A.- O Princípio da Presunção de Inocência está consagrado constitucionalmente nos Direitos, Liberdades e Garantias fundamentais (cfr. artigo 32º nº 2 da CRP) abrangendo este princípio igualmente o Princípio do “in dubio pro reo” no sentido de que um “non liquet” na questão da prova deve ser, sempre, valorado a Favor do arguido,

C.- Neste sentido, o Princípio “in dubio pro reo” enquanto princípio relativo à prova e à matéria de facto, significa que, na decisão de factos incertos, a dúvida do julgador deve, sempre, favorecer o arguido.

D.- No caso dos autos, porém, o Digno Tribunal de 1ª instância deu como provados factos Incertos (cfr. os respeitantes aos Exames Periciais que Não foram realizados nos objetos apreendidos, uma vez que Apenas foram objeto de Perícia 1 (Um) Único par de sapatilhas por marca) com Inobservância daquele Princípio Fundamental “in dubio pro reo” e, além disso,

E.- Mais se verificando ainda o manifesto Erro notória da apreciação da Prova relativa à verificada Falta de notificação à arguida dos respetivos Relatórios dos Exames Periciais efetuados pelos Srs.

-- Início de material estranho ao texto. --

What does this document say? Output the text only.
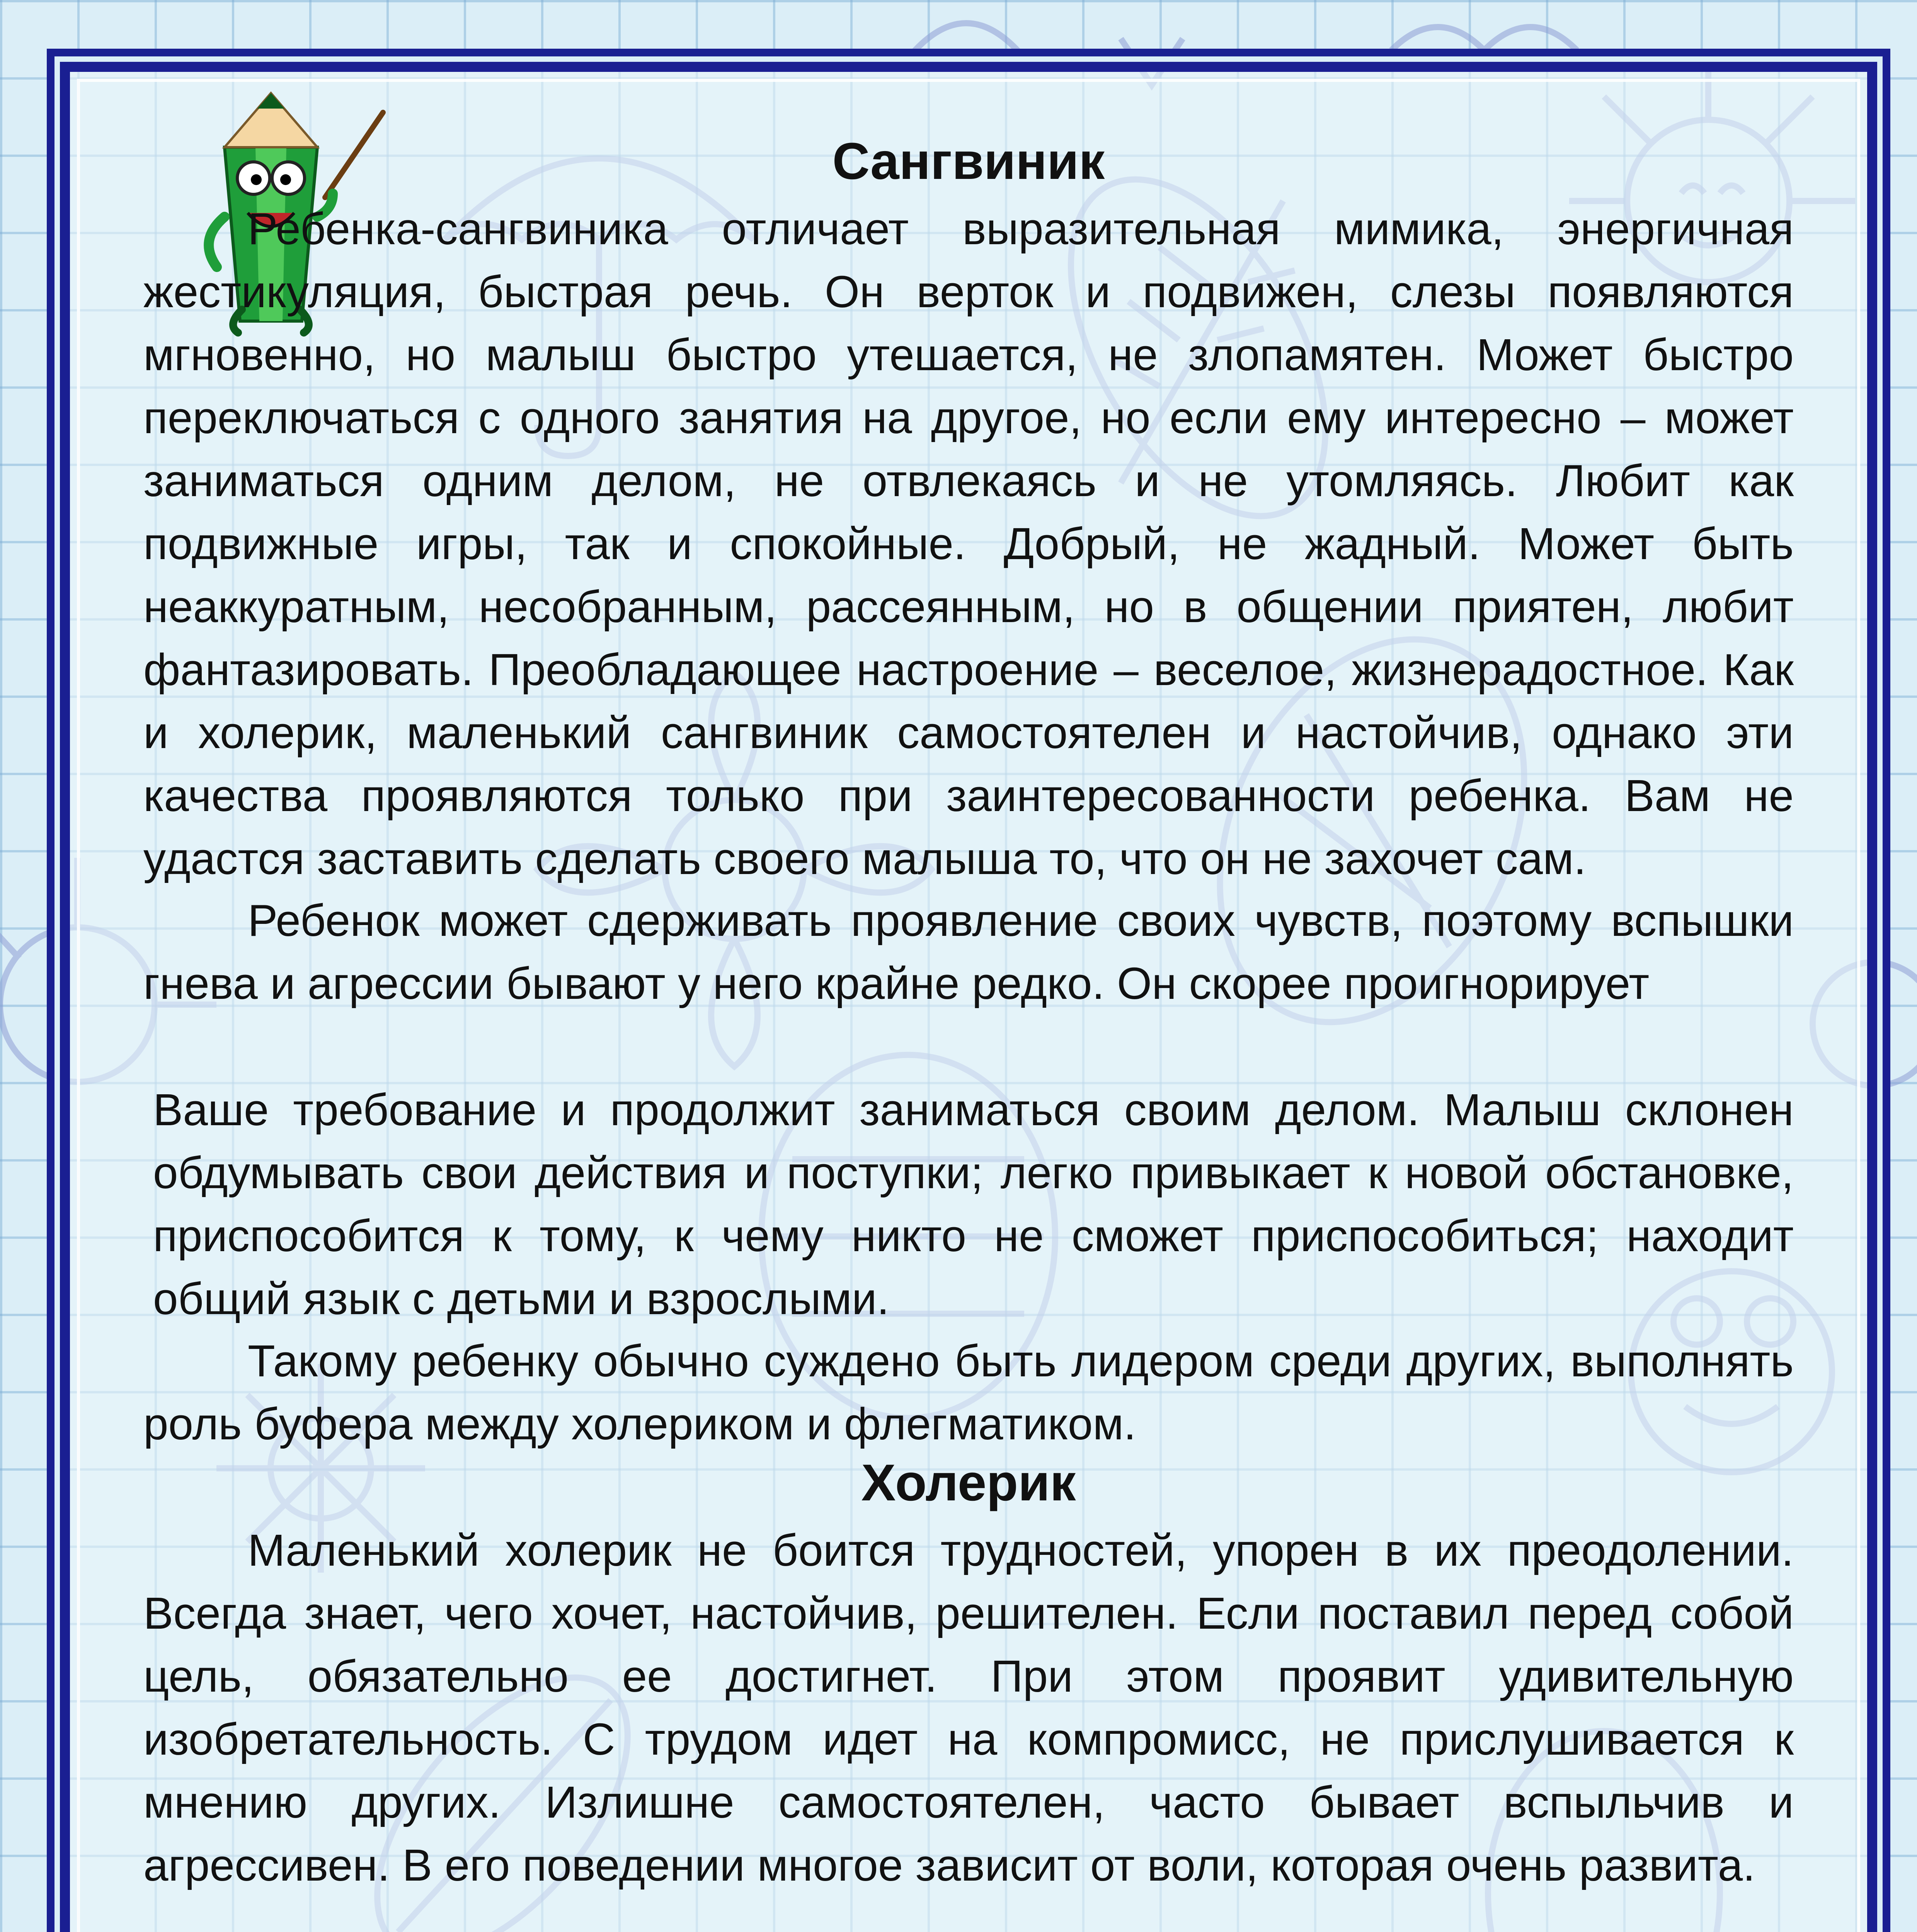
Сангвиник

Ребенка-сангвиника отличает выразительная мимика, энергичная жестикуляция, быстрая речь. Он верток и подвижен, слезы появляются мгновенно, но малыш быстро утешается, не злопамятен. Может быстро переключаться с одного занятия на другое, но если ему интересно – может заниматься одним делом, не отвлекаясь и не утомляясь. Любит как подвижные игры, так и спокойные. Добрый, не жадный. Может быть неаккуратным, несобранным, рассеянным, но в общении приятен, любит фантазировать. Преобладающее настроение – веселое, жизнерадостное. Как и холерик, маленький сангвиник самостоятелен и настойчив, однако эти качества проявляются только при заинтересованности ребенка. Вам не удастся заставить сделать своего малыша то, что он не захочет сам.

Ребенок может сдерживать проявление своих чувств, поэтому вспышки гнева и агрессии бывают у него крайне редко. Он скорее проигнорирует

Ваше требование и продолжит заниматься своим делом. Малыш склонен обдумывать свои действия и поступки; легко привыкает к новой обстановке, приспособится к тому, к чему никто не сможет приспособиться; находит общий язык с детьми и взрослыми.

Такому ребенку обычно суждено быть лидером среди других, выполнять роль буфера между холериком и флегматиком.

Холерик

Маленький холерик не боится трудностей, упорен в их преодолении. Всегда знает, чего хочет, настойчив, решителен. Если поставил перед собой цель, обязательно ее достигнет. При этом проявит удивительную изобретательность. С трудом идет на компромисс, не прислушивается к мнению других. Излишне самостоятелен, часто бывает вспыльчив и агрессивен. В его поведении многое зависит от воли, которая очень развита.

Peritos,

F.- Ao contrário do que, certamente por lapso, que deste já se releva, o Mmo Juiz a quo, expressa na Douta Sentença, uma vez que este refere a final de fls. 8 e início de fls. 9 daquela, terem os alegados relatórios periciais sido notificados à arguida,

G.- O que Não se verificou!

H.- Pelo que, face à omissão daquela necessária notificação, Nunca poderia a ora arguida ter alguma vez a possibilidade de poder impugnar os mesmos e/ou requerer as diligências que melhor entendesse para a defesa e para a descoberta da verdade material dos factos e para a boa decisão da causa!

I.- Foram assim, com tal omissão de notificação à arguida dos respetivos relatórios periciais, preteridas necessárias formalidades e diligências essenciais à descoberta da verdade e à boa decisão da causa, tornando assim Nula tais Perícias nos termos do disposto na alínea d) do nº 2 do artigo 120º do CPP,

J.- Nulidade essa que desde já se alega e argui para os devidos e legais efeitos, uma vez que tal omissão viola o Princípio do Contraditório, o Princípio da Igualdade na vertente da igualdade das armas, e o Princípio a um processo equitativo (“Fair” |Justo| na linguagem anglo-saxónica) os quais têm garantia constitucional no nosso ordenamento jurídico, (cfr. artigos 13º, 20º nº 4, 16º, 18º, 32º da CRP)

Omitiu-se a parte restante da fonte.